Il problema del ricorso inammissibile
La Corte di Cassazione, nell’esaminare il caso, ha ritenuto il ricorso presentato del tutto infondato. Il fulcro della decisione si basa sul principio per cui non è possibile contestare in sede di legittimità la valutazione del giudice di merito sul trattamento punitivo, a meno che la motivazione non sia palesemente illogica o del tutto assente. In questo caso, i giudici supremi hanno constatato che la sentenza della Corte d’Appello (in particolare a pagina 2) conteneva una motivazione sufficiente e logica riguardo all’applicazione della recidiva, avendo preso in considerazione le argomentazioni difensive.
Le motivazioni
La Corte ha stabilito che il motivo del ricorso era “indeducibile”, ovvero non poteva essere proposto in quella sede. La valutazione sulla congruità della pena e sull’applicazione delle aggravanti, come la recidiva, rientra nel potere discrezionale del giudice di merito. La Cassazione non può sostituire la propria valutazione a quella del giudice precedente, ma solo verificare che la decisione sia stata presa nel rispetto della legge e con una motivazione coerente. Poiché la sentenza impugnata era sorretta da una motivazione “sufficiente e non illogica”, la critica del ricorrente è stata giudicata inammissibile.
Le conclusioni
La conseguenza diretta della dichiarazione di inammissibilità è stata duplice. In primo luogo, la Corte ha confermato la decisione della Corte d’Appello. In secondo luogo, ha condannato il ricorrente al pagamento delle spese processuali relative al giudizio di Cassazione. Inoltre, è stato condannato al versamento di una somma di tremila euro in favore della Cassa delle ammende. Questa sanzione pecuniaria serve a scoraggiare la presentazione di ricorsi palesemente infondati, che sovraccaricano il sistema giudiziario. La decisione ribadisce quindi un principio fondamentale: un ricorso per Cassazione deve basarsi su vizi concreti e dimostrabili della sentenza impugnata, e non su un generico dissenso rispetto alla valutazione del giudice.
Cosa significa che un ricorso è inammissibile?
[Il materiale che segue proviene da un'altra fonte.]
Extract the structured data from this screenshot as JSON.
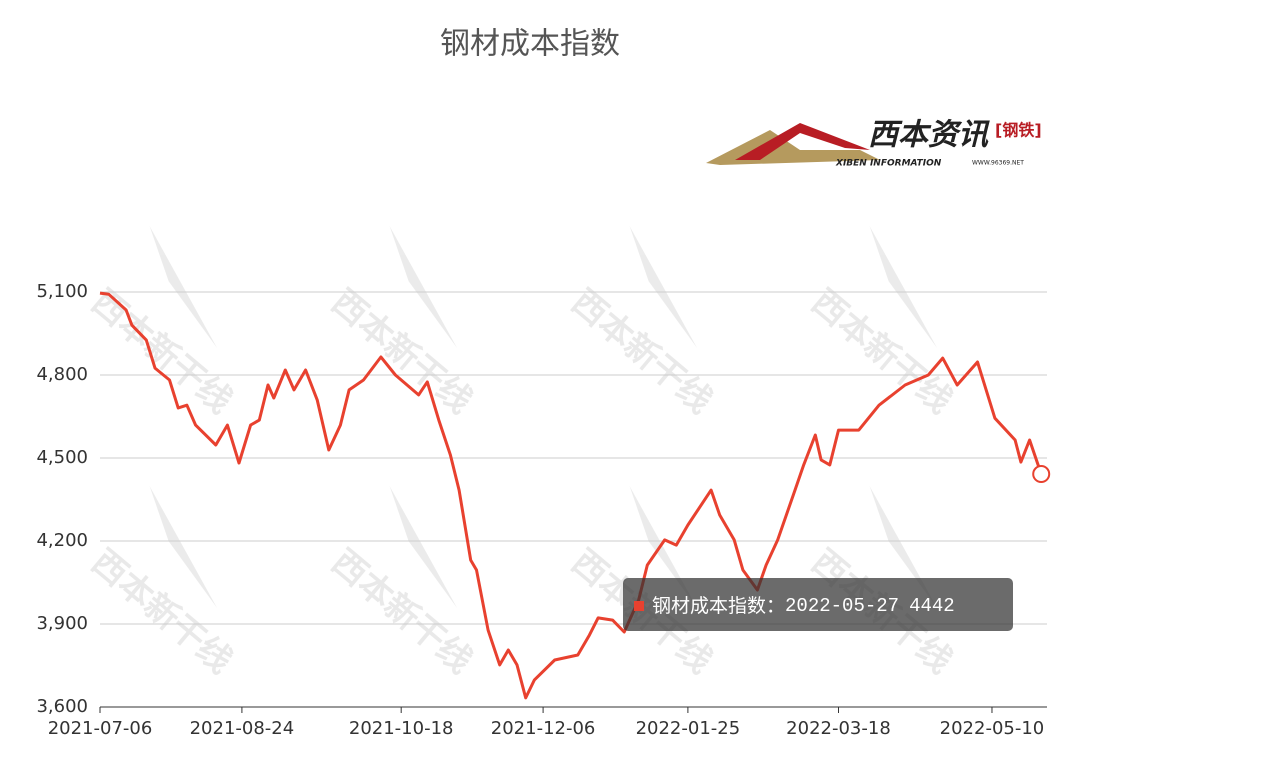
{
  "chart_data": {
    "type": "line",
    "title": "钢材成本指数",
    "logo": {
      "brand": "西本资讯",
      "tag": "[钢铁]",
      "english": "XIBEN INFORMATION",
      "site": "WWW.96369.NET"
    },
    "watermark": "西本新干线",
    "series": [
      {
        "name": "钢材成本指数",
        "color": "#e8412f"
      }
    ],
    "x": [
      "2021-07-06",
      "2021-07-09",
      "2021-07-15",
      "2021-07-17",
      "2021-07-22",
      "2021-07-25",
      "2021-07-30",
      "2021-08-02",
      "2021-08-05",
      "2021-08-08",
      "2021-08-15",
      "2021-08-19",
      "2021-08-23",
      "2021-08-27",
      "2021-08-30",
      "2021-09-02",
      "2021-09-04",
      "2021-09-08",
      "2021-09-11",
      "2021-09-15",
      "2021-09-19",
      "2021-09-23",
      "2021-09-27",
      "2021-09-30",
      "2021-10-05",
      "2021-10-11",
      "2021-10-16",
      "2021-10-24",
      "2021-10-27",
      "2021-10-31",
      "2021-11-04",
      "2021-11-07",
      "2021-11-11",
      "2021-11-13",
      "2021-11-17",
      "2021-11-21",
      "2021-11-24",
      "2021-11-27",
      "2021-11-30",
      "2021-12-03",
      "2021-12-10",
      "2021-12-18",
      "2021-12-22",
      "2021-12-25",
      "2021-12-30",
      "2022-01-03",
      "2022-01-08",
      "2022-01-11",
      "2022-01-17",
      "2022-01-21",
      "2022-01-25",
      "2022-02-02",
      "2022-02-05",
      "2022-02-10",
      "2022-02-13",
      "2022-02-18",
      "2022-02-21",
      "2022-02-25",
      "2022-03-03",
      "2022-03-06",
      "2022-03-10",
      "2022-03-12",
      "2022-03-15",
      "2022-03-18",
      "2022-03-25",
      "2022-04-01",
      "2022-04-10",
      "2022-04-18",
      "2022-04-23",
      "2022-04-28",
      "2022-05-05",
      "2022-05-11",
      "2022-05-18",
      "2022-05-20",
      "2022-05-23",
      "2022-05-27"
    ],
    "values": [
      5096,
      5092,
      5035,
      4980,
      4926,
      4825,
      4782,
      4681,
      4691,
      4619,
      4547,
      4619,
      4482,
      4619,
      4637,
      4764,
      4717,
      4818,
      4746,
      4818,
      4710,
      4529,
      4619,
      4746,
      4782,
      4865,
      4800,
      4728,
      4775,
      4637,
      4511,
      4384,
      4131,
      4095,
      3878,
      3752,
      3806,
      3752,
      3633,
      3698,
      3770,
      3788,
      3860,
      3922,
      3914,
      3871,
      3987,
      4113,
      4204,
      4185,
      4258,
      4384,
      4294,
      4204,
      4095,
      4023,
      4113,
      4204,
      4384,
      4475,
      4583,
      4493,
      4475,
      4601,
      4601,
      4691,
      4764,
      4800,
      4861,
      4764,
      4847,
      4644,
      4565,
      4485,
      4565,
      4442
    ],
    "xlim": [
      "2021-07-06",
      "2022-05-29"
    ],
    "xticks": [
      "2021-07-06",
      "2021-08-24",
      "2021-10-18",
      "2021-12-06",
      "2022-01-25",
      "2022-03-18",
      "2022-05-10"
    ],
    "ylim": [
      3600,
      5100
    ],
    "yticks": [
      {
        "value": 3600,
        "label": "3,600"
      },
      {
        "value": 3900,
        "label": "3,900"
      },
      {
        "value": 4200,
        "label": "4,200"
      },
      {
        "value": 4500,
        "label": "4,500"
      },
      {
        "value": 4800,
        "label": "4,800"
      },
      {
        "value": 5100,
        "label": "5,100"
      }
    ],
    "grid": true,
    "tooltip_separator": "："
  }
}
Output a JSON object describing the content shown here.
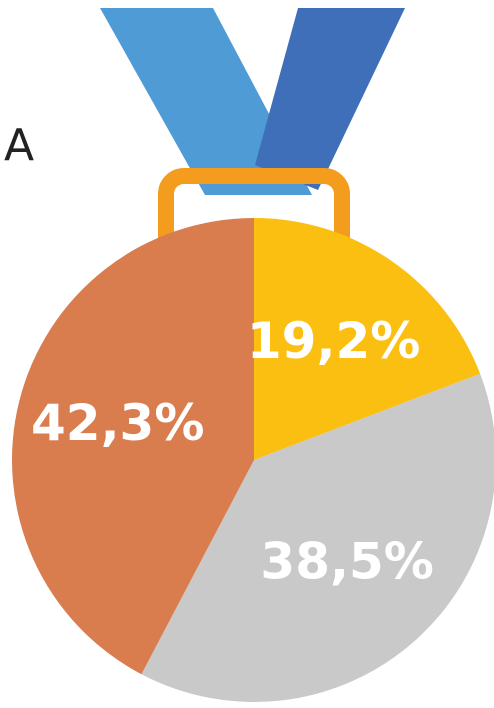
{
  "chart_data": {
    "type": "pie",
    "annotation": "A",
    "values": [
      19.2,
      38.5,
      42.3
    ],
    "value_labels": [
      "19,2%",
      "38,5%",
      "42,3%"
    ],
    "colors": [
      "#fbbf12",
      "#c9c9c9",
      "#d97c4e"
    ]
  }
}
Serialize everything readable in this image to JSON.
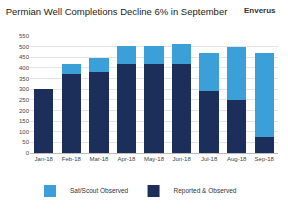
{
  "chart_data": {
    "type": "bar",
    "title": "Permian Well Completions Decline 6% in September",
    "annotations": [
      "Enverus"
    ],
    "categories": [
      "Jan-18",
      "Feb-18",
      "Mar-18",
      "Apr-18",
      "May-18",
      "Jun-18",
      "Jul-18",
      "Aug-18",
      "Sep-18"
    ],
    "series": [
      {
        "name": "Reported & Observed",
        "color": "#1c2f5a",
        "values": [
          300,
          372,
          380,
          420,
          418,
          418,
          290,
          250,
          75
        ]
      },
      {
        "name": "Sat/Scout Observed",
        "color": "#3ba0d8",
        "values": [
          0,
          45,
          65,
          85,
          85,
          95,
          180,
          250,
          395
        ]
      }
    ],
    "stacked": true,
    "ylim": [
      0,
      550
    ],
    "yticks": [
      0,
      50,
      100,
      150,
      200,
      250,
      300,
      350,
      400,
      450,
      500,
      550
    ],
    "grid": true,
    "legend": "bottom left"
  }
}
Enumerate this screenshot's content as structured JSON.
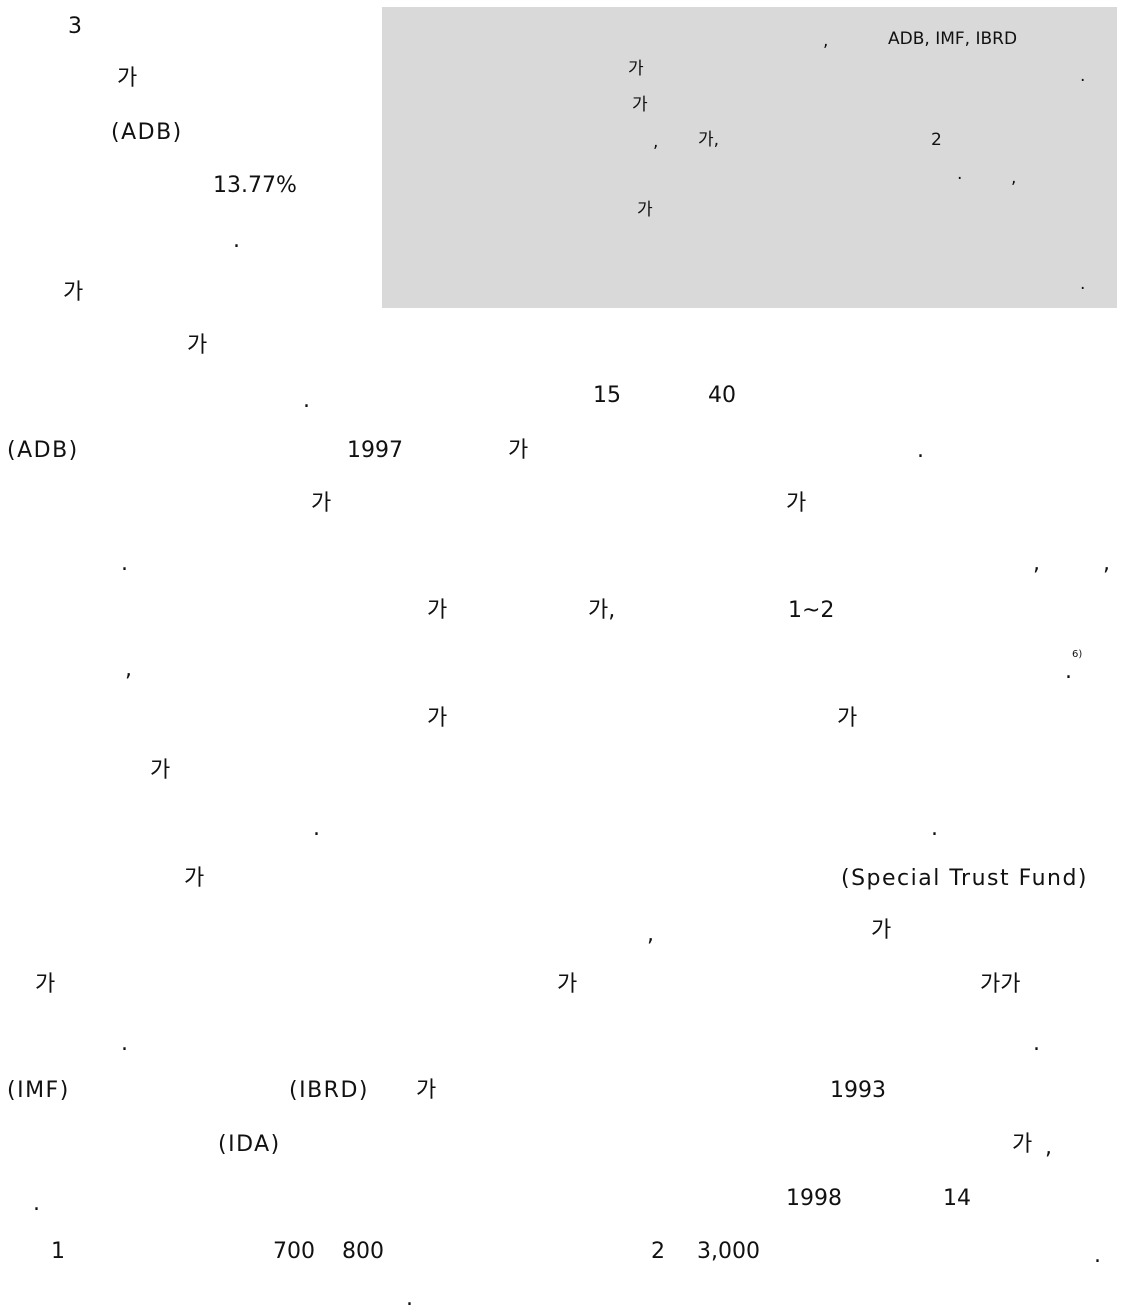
{
  "left_column": {
    "l01": "3",
    "l02": "가",
    "l03": "(ADB)",
    "l04": "13.77%",
    "l05": ".",
    "l06": "가"
  },
  "note_box": {
    "n01": ",",
    "n02": "ADB, IMF, IBRD",
    "n03": "가",
    "n04": ".",
    "n05": "가",
    "n06": ",",
    "n07": "가,",
    "n08": "2",
    "n09": ".",
    "n10": ",",
    "n11": "가",
    "n12": "."
  },
  "body": {
    "b01": "가",
    "b02": ".",
    "b03": "15",
    "b04": "40",
    "b05": "(ADB)",
    "b06": "1997",
    "b07": "가",
    "b08": ".",
    "b09": "가",
    "b10": "가",
    "b11": ".",
    "b12": ",",
    "b13": ",",
    "b14": "가",
    "b15": "가,",
    "b16": "1~2",
    "b17": ",",
    "b18": ".",
    "b19": "6)",
    "b20": "가",
    "b21": "가",
    "b22": "가",
    "b23": ".",
    "b24": ".",
    "b25": "가",
    "b26": "(Special Trust Fund)",
    "b27": ",",
    "b28": "가",
    "b29": "가",
    "b30": "가",
    "b31": "가가",
    "b32": ".",
    "b33": ".",
    "b34": "(IMF)",
    "b35": "(IBRD)",
    "b36": "가",
    "b37": "1993",
    "b38": "(IDA)",
    "b39": "가",
    "b40": ",",
    "b41": ".",
    "b42": "1998",
    "b43": "14",
    "b44": "1",
    "b45": "700",
    "b46": "800",
    "b47": "2",
    "b48": "3,000",
    "b49": ".",
    "b50": "."
  }
}
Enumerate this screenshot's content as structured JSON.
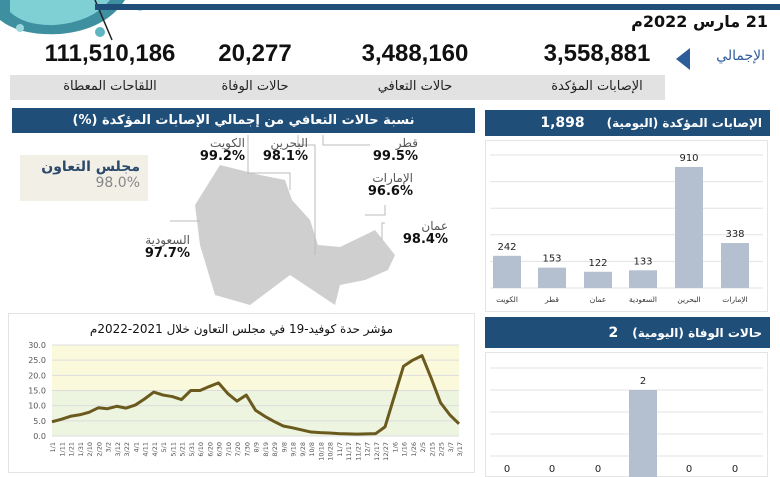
{
  "date": "21 مارس 2022م",
  "totals": {
    "label": "الإجمالي",
    "items": [
      {
        "label": "الإصابات المؤكدة",
        "value": "3,558,881"
      },
      {
        "label": "حالات التعافي",
        "value": "3,488,160"
      },
      {
        "label": "حالات الوفاة",
        "value": "20,277"
      },
      {
        "label": "اللقاحات المعطاة",
        "value": "111,510,186"
      }
    ]
  },
  "recovery": {
    "title": "نسبة حالات التعافي من إجمالي الإصابات المؤكدة (%)",
    "gcc": {
      "name": "مجلس التعاون",
      "value": "98.0%"
    },
    "countries": [
      {
        "name": "الكويت",
        "value": "99.2%"
      },
      {
        "name": "البحرين",
        "value": "98.1%"
      },
      {
        "name": "قطر",
        "value": "99.5%"
      },
      {
        "name": "الإمارات",
        "value": "96.6%"
      },
      {
        "name": "عمان",
        "value": "98.4%"
      },
      {
        "name": "السعودية",
        "value": "97.7%"
      }
    ]
  },
  "colors": {
    "navy": "#1f4e79",
    "bar": "#b4bfcf",
    "line": "#6b5a1e",
    "band_high": "#fbf9dc",
    "band_low": "#edf4e0"
  },
  "chart_data": [
    {
      "type": "line",
      "title": "مؤشر حدة كوفيد-19 في مجلس التعاون خلال 2021-2022م",
      "ylim": [
        0,
        30
      ],
      "yticks": [
        "0.0",
        "5.0",
        "10.0",
        "15.0",
        "20.0",
        "25.0",
        "30.0"
      ],
      "x": [
        "1/1",
        "1/11",
        "1/21",
        "1/31",
        "2/10",
        "2/20",
        "3/2",
        "3/12",
        "3/22",
        "4/1",
        "4/11",
        "4/21",
        "5/1",
        "5/11",
        "5/21",
        "5/31",
        "6/10",
        "6/20",
        "6/30",
        "7/10",
        "7/20",
        "7/30",
        "8/9",
        "8/19",
        "8/29",
        "9/8",
        "9/18",
        "9/28",
        "10/8",
        "10/18",
        "10/28",
        "11/7",
        "11/17",
        "11/27",
        "12/7",
        "12/17",
        "12/27",
        "1/6",
        "1/16",
        "1/26",
        "2/5",
        "2/15",
        "2/25",
        "3/7",
        "3/17"
      ],
      "values": [
        4.7,
        5.5,
        6.5,
        7,
        7.8,
        9.3,
        9,
        9.8,
        9.2,
        10.2,
        12.2,
        14.5,
        13.5,
        13,
        12,
        15,
        15,
        16.3,
        17.5,
        14,
        11.5,
        13.5,
        8.5,
        6.5,
        4.8,
        3.3,
        2.7,
        2,
        1.3,
        1.1,
        1,
        0.8,
        0.7,
        0.6,
        0.7,
        0.8,
        3,
        13,
        23,
        25,
        26.5,
        19,
        11,
        7,
        4
      ],
      "bands": [
        {
          "from": 0,
          "to": 15,
          "color": "#edf4e0"
        },
        {
          "from": 15,
          "to": 30,
          "color": "#fbf9dc"
        }
      ],
      "grid": true
    },
    {
      "type": "bar",
      "title": "الإصابات المؤكدة (اليومية)",
      "total": "1,898",
      "ylim": [
        0,
        1000
      ],
      "categories": [
        "الكويت",
        "قطر",
        "عمان",
        "السعودية",
        "البحرين",
        "الإمارات"
      ],
      "values": [
        242,
        153,
        122,
        133,
        910,
        338
      ],
      "grid": true
    },
    {
      "type": "bar",
      "title": "حالات الوفاة (اليومية)",
      "total": "2",
      "ylim": [
        0,
        2.5
      ],
      "values": [
        0,
        0,
        0,
        2,
        0,
        0
      ],
      "grid": true
    }
  ]
}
Significa che il ricorso non può essere esaminato nel merito dal giudice perché manca dei requisiti previsti dalla legge. In questo caso, il motivo era “indeducibile” perché contestava una valutazione (quella sulla pena) che era stata supportata da una motivazione sufficiente e logica.
Quali sono le conseguenze di un ricorso inammissibile?
La conseguenza principale è che la decisione impugnata diventa definitiva. Inoltre, come stabilito in questa ordinanza, il ricorrente viene condannato al pagamento delle spese processuali e al versamento di una somma di denaro alla Cassa delle ammende.
È possibile contestare in Cassazione l’applicazione della recidiva?
Sì, ma solo se si dimostra che la motivazione del giudice di merito è inesistente, manifestamente illogica o contraddittoria. Non è sufficiente un semplice disaccordo con la decisione, come nel caso di specie, dove la Corte ha ritenuto la motivazione adeguata.